Category Archives: Question on the Reading

In Bidart’s bio, it says he succeeded in making Herbert White human. As disturbing as the poem was, I can’t help but wonder if Bidart was not just trying to allow us access into the head of a psychopath. Perhaps he was trying to highlight the lowest depravation and decay of society to remind us all that this still exists and can be found anywhere, even in the life of a seemingly average married mad with kids.

Frank Bidart

There is no argument that Bidart’s “Herbert White” is, although rather unspeakably disturbing, a masterpiece with regard to storytelling and humanizing what would be the personification of evil.  In this manner, it is definitely possible to say that the poem was a success, especially as Bidart’s attempt to describe the antithesis of himself. This was likely a successful adventure on a personal level, causing Bidart to fully understand himself before he could understand his opposite, but I wonder if it is an equal success in the grander scheme of things. That is, is there purpose in exposing people to something so dark and gruesome? Does the humanizing of Herbert White improve the reader’s capacity for understanding (or improve them in some other respect), or is that effect reserved for Bidart himself?

Question on the Reading: Poetry

The different pieces between the two authors not only show how important word choice is in poetry, but also show how important visual aesthetics are. However, if read aloud, it becomes difficult to truly show the message within the visual aesthetics. WIth that said, which form of poetry should have more influence on the the reader: the written or spoken version?

Ellen West by Frank Bidart

Why did Bidart choose to write this poem from the perspective of a woman?  Anorexia nervosa and bulimia are more common among females; however, many men also suffer from eating disorders.  Did he choose to write the poem from a female point of view out of ignorance of eating disorders among males, or was there another reason for this decision?

Herbert White Question

This is such a disturbing and deep poem.  Where did Bidart get his inspiration for such a topic?  I feel like poets often comment on issues in society through their poems, so I’m wondering if “Herbert White” is a metaphor for something, or if the literal meaning is as Bidart intended it to be.

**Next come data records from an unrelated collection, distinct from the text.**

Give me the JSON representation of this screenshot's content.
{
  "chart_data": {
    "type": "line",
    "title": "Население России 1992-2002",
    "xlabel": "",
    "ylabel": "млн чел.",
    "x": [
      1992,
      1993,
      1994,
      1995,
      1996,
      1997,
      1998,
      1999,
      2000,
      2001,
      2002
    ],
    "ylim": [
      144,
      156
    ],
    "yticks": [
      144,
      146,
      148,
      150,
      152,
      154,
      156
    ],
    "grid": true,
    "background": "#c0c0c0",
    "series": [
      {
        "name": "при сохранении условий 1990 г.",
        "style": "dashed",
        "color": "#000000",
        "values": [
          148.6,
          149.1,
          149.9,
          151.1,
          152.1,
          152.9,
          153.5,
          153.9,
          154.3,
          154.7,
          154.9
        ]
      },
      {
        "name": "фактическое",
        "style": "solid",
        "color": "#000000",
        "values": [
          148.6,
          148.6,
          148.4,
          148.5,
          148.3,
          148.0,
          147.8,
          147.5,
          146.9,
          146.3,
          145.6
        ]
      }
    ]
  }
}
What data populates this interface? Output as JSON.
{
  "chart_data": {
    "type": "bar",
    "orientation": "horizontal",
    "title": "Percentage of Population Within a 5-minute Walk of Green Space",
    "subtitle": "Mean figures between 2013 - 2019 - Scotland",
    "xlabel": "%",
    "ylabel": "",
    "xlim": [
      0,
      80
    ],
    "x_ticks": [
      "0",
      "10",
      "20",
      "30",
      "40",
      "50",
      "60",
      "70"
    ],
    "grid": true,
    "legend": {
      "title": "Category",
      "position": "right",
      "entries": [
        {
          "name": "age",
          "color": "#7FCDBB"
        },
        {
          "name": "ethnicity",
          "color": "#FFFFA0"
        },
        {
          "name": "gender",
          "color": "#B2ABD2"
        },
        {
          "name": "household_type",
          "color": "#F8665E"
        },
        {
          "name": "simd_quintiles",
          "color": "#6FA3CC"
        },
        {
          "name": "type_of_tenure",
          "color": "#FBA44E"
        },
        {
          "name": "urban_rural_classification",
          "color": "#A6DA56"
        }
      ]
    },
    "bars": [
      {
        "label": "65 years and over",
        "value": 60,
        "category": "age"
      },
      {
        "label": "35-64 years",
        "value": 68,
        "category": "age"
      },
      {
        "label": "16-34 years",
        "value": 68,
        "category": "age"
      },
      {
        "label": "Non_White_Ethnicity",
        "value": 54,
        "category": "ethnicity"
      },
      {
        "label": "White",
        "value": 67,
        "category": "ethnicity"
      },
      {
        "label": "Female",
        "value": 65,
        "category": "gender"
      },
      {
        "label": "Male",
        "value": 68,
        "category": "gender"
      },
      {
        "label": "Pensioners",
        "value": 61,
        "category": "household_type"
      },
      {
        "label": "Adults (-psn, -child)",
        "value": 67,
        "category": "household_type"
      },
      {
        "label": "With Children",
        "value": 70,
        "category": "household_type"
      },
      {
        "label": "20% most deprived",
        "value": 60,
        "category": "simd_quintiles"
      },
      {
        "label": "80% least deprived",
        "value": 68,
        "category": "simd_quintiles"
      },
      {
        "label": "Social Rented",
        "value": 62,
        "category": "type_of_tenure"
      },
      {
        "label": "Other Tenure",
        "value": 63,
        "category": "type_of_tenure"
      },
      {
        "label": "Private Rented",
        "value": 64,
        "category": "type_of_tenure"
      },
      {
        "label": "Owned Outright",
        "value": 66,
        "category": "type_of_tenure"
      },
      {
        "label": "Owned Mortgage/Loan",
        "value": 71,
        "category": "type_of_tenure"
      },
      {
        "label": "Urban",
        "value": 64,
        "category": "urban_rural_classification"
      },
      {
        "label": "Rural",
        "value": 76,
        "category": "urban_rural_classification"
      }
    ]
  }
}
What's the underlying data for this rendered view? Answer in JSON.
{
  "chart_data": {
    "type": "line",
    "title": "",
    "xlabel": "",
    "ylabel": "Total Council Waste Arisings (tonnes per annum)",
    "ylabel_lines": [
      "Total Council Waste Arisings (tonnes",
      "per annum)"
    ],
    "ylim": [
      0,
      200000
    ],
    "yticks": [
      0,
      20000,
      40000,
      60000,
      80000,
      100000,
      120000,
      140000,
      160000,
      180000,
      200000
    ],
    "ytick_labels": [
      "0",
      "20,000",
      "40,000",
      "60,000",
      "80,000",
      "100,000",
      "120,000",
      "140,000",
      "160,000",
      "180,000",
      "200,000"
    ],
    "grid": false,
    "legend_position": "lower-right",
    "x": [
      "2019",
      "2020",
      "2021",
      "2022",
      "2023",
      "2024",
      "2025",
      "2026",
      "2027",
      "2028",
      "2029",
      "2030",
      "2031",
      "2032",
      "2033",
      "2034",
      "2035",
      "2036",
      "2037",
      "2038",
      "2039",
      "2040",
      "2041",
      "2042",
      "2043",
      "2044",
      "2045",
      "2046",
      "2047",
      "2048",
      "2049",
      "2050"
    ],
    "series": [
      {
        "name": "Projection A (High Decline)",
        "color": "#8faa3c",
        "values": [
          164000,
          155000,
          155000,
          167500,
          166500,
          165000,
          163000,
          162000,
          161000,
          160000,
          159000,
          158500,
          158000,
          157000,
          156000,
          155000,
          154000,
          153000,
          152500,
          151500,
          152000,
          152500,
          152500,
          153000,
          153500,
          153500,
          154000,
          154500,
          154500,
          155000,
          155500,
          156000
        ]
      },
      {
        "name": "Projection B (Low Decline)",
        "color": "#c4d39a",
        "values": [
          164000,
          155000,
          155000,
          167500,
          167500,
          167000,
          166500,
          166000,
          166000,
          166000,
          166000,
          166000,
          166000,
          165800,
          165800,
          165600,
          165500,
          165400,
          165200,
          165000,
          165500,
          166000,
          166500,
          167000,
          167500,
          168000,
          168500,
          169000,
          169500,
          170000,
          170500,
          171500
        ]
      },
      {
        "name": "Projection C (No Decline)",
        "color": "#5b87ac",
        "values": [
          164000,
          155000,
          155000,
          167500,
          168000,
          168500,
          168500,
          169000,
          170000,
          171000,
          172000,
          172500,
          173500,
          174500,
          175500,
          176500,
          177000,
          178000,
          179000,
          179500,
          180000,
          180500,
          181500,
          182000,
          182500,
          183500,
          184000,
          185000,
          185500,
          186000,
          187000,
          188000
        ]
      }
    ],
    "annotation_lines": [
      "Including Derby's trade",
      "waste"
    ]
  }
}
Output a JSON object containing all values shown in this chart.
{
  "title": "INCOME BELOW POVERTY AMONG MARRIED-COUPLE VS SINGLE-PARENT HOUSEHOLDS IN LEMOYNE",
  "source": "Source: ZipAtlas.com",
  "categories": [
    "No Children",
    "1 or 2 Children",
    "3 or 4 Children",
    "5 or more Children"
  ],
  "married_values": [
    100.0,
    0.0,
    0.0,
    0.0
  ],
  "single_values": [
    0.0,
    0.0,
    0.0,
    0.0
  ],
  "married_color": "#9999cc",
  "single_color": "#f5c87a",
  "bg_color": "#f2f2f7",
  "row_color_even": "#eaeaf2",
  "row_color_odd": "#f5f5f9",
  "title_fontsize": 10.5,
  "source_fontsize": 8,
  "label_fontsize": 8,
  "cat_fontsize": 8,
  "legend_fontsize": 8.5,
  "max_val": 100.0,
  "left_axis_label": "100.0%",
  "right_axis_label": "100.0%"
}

Herbert White by Frank Bidart

As a reader, do you think it’s hard to appreciate Frank Bidart’s ability to tell stories due to its content? Bidart claims he started writing poetry “trying to be ‘universal’ by making the entire poem out of assertions and generalization about the world—with a very thin sense of a complicated, surprising, opaque world outside myself that resisted the patterns [he] was asserting.” Do you think Bidart was successful i making his poems less general and narrow-minded after writing pieces such as this and Ellen West?

Ellen West by Frank Bidart – Question on the Reading

  • Why did Frank Bidart choose to address this specific topic of anorexia in his poem? Did he feel like it was a topic that was commonly overlooked at the time and thus needed some attention brought to it?
  • I know that Edmund White regarded the poem as “a work that displays Bidart’s talents at their most exacting, their most insistent” but was Bidart’s reason for writing the poem more personal than to display his talents? Did someone in his family possible suffer from anorexia and is that why he chose to write such a dramatic monologue.